Mas, ao longo do último mês, desde as grandes manifestações em Nairobi, a violência propagou-se a Navaisha. Tu viste alguns dos teus colegas de trabalho serem atacados e perseguidos por membros de grupos étnicos diferentes dos deles. Viste os proprietários das herdades e os grandes proprietários brancos da zona fugirem do perigo e da violência em aviões e camiões privados. Não consegues acreditar nos teus próprios olhos quando vês pessoas de várias origens serem forçadas a correr para a prisão de Navaisha, tentando escapar às multidões de bandos locais (kikuyus), alguns aparentemente escoltados pela polícia, que dispara sobre quem se aventura a sair da prisão. Viste pessoas a serem retalhadas até à morte com machetes. O derramamento de sangue destruiu a mão-de-obra e algumas pessoas, que foram forçadas a ir para outras zonas do Quénia, continuam a manter-se longe com medo. Tu própria és filha de pais de etnias diferentes e tens medo de dizer alguma coisa em público a não ser no principal idioma da região. Não sabes o que aconteceu ao teus vizinhos luos e à mulher kalenjin casada com um kikuyu, que trabalhavam ao teu lado a cortar rosas.

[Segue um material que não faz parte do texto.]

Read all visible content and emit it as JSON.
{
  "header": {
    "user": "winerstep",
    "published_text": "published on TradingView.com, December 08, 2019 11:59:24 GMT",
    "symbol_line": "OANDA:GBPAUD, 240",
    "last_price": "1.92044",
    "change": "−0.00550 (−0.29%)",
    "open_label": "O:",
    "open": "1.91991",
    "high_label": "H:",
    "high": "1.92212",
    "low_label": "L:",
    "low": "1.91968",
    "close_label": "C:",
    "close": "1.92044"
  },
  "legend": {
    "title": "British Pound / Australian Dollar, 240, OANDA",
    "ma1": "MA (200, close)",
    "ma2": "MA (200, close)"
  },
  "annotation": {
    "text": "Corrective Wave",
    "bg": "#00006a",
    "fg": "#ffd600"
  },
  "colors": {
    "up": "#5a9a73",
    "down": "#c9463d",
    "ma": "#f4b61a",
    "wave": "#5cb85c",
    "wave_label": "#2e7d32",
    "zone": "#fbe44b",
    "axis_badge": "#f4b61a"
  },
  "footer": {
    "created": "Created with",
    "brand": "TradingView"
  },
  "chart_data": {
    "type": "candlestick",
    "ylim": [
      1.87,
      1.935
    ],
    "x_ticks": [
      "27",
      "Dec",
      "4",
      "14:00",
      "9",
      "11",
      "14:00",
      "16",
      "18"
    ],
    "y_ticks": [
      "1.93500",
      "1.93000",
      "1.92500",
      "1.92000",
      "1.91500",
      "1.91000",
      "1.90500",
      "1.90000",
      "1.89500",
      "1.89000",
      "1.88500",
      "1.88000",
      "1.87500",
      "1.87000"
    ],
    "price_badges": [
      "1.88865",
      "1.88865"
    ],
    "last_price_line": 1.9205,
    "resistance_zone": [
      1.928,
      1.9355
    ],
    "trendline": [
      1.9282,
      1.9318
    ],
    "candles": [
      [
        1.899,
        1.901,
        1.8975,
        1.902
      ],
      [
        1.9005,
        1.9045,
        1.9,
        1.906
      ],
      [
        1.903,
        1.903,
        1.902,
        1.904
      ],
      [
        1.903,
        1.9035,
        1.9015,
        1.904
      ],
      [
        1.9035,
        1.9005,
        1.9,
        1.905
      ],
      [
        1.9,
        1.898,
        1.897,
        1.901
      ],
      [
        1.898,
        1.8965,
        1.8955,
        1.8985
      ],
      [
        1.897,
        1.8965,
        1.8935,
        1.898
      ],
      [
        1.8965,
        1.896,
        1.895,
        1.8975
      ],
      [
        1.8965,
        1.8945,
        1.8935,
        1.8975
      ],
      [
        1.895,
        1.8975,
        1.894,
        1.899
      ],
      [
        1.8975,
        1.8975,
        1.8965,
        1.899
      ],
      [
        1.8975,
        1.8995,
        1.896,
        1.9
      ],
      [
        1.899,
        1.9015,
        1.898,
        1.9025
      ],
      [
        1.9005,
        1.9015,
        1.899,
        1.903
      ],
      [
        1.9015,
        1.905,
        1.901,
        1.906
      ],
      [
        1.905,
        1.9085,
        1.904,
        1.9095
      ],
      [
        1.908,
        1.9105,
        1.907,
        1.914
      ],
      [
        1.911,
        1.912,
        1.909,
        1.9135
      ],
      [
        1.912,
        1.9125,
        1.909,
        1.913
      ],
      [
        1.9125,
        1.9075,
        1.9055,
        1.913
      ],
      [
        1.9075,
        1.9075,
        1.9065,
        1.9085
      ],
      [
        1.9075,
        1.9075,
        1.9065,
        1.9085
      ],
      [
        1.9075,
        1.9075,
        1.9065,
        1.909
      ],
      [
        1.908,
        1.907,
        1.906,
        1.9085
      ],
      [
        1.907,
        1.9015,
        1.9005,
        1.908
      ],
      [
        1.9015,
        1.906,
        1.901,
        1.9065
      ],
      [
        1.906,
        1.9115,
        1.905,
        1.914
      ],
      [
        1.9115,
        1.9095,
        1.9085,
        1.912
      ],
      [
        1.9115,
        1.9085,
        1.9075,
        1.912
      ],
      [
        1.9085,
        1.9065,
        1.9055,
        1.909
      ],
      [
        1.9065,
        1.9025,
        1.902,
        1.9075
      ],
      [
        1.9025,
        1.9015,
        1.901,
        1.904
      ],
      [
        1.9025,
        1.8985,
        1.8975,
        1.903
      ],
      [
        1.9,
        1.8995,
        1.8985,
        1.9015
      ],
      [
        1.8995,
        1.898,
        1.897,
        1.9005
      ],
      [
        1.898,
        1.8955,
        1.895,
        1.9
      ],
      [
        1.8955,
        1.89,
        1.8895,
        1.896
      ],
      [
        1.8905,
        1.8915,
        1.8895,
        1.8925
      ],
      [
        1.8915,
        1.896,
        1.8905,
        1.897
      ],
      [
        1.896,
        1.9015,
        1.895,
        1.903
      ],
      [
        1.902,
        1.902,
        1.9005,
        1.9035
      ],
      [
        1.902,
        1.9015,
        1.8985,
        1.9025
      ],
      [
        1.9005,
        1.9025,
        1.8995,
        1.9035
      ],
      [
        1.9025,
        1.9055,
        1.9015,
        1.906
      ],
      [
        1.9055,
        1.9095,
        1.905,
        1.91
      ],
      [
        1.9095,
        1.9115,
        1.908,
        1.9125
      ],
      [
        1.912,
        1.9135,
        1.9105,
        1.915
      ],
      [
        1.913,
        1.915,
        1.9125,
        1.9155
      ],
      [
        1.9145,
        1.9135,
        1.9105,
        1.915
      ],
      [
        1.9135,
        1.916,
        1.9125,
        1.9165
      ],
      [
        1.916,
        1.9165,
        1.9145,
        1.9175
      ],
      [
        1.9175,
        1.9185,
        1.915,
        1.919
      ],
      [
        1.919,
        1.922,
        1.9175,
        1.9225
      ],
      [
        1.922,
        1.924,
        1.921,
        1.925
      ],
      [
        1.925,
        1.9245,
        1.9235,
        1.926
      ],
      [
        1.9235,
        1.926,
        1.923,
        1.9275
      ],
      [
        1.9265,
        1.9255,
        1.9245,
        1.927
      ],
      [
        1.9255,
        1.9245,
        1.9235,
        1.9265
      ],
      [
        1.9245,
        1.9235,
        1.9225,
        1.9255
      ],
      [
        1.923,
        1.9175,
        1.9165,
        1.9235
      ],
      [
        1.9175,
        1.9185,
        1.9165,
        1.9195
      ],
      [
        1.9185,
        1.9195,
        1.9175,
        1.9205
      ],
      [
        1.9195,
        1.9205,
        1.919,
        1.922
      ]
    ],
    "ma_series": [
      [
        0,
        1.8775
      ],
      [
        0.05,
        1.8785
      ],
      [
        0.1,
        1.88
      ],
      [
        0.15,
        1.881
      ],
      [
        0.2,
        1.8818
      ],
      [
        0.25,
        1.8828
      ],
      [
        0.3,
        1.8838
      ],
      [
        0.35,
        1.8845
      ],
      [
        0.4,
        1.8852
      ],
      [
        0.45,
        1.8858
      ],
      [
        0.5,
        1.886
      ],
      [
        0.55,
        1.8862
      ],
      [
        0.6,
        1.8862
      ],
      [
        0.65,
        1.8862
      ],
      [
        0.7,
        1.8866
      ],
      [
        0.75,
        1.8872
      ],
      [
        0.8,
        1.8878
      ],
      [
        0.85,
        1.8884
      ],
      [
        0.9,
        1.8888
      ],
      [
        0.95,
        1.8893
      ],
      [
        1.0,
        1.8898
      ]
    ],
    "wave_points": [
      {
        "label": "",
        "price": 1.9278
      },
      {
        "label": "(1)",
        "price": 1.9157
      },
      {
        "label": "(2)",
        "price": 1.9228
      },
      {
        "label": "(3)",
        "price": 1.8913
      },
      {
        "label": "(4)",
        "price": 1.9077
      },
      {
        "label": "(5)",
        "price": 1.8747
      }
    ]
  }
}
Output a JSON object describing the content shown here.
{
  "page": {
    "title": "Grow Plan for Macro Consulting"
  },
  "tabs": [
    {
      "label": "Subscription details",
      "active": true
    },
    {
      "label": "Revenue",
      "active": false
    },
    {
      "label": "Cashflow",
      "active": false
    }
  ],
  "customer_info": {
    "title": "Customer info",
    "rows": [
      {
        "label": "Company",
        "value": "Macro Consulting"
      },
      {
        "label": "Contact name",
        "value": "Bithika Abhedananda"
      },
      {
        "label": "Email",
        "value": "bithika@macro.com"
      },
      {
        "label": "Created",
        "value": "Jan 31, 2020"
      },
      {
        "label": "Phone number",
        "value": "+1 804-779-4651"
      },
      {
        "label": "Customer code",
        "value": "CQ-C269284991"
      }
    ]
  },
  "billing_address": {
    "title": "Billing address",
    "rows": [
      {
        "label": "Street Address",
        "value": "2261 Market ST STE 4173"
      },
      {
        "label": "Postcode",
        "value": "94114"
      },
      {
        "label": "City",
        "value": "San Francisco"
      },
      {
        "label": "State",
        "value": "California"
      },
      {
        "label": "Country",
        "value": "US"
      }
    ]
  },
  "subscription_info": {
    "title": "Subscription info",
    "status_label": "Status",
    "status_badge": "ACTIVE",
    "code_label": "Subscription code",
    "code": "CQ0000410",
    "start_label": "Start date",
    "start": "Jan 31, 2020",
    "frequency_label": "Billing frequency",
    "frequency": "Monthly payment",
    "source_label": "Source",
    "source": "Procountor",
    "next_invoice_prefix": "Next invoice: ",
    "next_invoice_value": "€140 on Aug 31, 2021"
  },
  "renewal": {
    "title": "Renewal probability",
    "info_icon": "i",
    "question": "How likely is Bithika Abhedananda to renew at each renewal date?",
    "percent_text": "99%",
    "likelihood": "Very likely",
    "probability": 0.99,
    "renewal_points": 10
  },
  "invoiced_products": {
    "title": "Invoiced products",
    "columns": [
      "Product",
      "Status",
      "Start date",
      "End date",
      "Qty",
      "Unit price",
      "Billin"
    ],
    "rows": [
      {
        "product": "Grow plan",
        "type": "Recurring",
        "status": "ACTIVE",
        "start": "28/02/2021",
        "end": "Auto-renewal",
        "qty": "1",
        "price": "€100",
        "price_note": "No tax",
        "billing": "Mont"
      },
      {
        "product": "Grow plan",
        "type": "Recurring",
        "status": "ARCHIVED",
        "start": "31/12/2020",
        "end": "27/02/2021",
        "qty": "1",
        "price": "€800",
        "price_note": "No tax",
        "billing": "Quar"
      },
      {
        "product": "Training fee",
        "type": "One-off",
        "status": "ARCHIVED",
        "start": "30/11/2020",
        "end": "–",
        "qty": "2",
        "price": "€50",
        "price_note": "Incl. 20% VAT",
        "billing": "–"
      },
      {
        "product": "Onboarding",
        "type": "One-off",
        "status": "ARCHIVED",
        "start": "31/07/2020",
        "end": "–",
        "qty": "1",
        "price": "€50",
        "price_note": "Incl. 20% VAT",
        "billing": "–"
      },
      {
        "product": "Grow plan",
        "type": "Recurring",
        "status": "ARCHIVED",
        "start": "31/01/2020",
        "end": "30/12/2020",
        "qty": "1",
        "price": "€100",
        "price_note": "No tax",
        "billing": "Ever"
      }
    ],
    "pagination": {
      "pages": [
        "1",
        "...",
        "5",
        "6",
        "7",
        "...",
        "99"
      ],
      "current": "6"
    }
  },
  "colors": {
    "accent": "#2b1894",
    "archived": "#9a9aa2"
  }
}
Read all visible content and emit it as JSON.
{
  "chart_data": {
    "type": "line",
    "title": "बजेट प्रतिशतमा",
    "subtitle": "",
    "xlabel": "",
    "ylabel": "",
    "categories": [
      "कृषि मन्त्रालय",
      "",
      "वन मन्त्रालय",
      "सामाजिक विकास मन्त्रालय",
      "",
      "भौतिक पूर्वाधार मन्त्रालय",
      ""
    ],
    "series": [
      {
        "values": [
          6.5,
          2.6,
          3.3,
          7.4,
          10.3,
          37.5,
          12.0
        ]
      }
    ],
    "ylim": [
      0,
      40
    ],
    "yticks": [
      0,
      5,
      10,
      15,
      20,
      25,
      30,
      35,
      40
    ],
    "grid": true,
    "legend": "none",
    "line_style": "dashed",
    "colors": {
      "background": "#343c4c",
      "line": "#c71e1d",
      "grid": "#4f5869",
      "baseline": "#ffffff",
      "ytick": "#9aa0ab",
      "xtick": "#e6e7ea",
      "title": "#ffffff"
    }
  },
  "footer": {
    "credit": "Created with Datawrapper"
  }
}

Mas o que viste na semana anterior ao 14 de fevereiro? Os teus patrões brancos e chefes quenianos estão a mobilizar toda a gente para regressarem ao trabalho com base na promessa de que “já é seguro”. Eles precisam de preparar as encomendas de rosas para o dia de festa que gera quase metade do lucro deles em cada ano e querem que trabalhes jornadas ainda mais longas que as que já trabalhas. À tua volta há medo, trauma e tragédia devido aos acontecimentos do último mês. Não há nenhuma “proteção” e a situação é tudo menos segura para os quenianos comuns como tu. Não há nenhum transporte disponível para os refugiados levarem para casa os mortos para serem enterrados, nem para fazer chegar alimentos. O teu marido não consegue chegar ao funeral do tio dele, morto nas lutas comunais. Mas hoje há muitos camiões estacionados lá fora. Descobres que os teus patrões contrataram polícias para protegerem as colunas de camiões cheios de rosas que se dirigem ao aeroporto de Nairobi. Fazes questão de espetar a tua própria carne com um dos espinhos, quando uma rosa é embalada para a Europa e observas o sangue a escorrer pela haste para a caixa do dia dos namorados.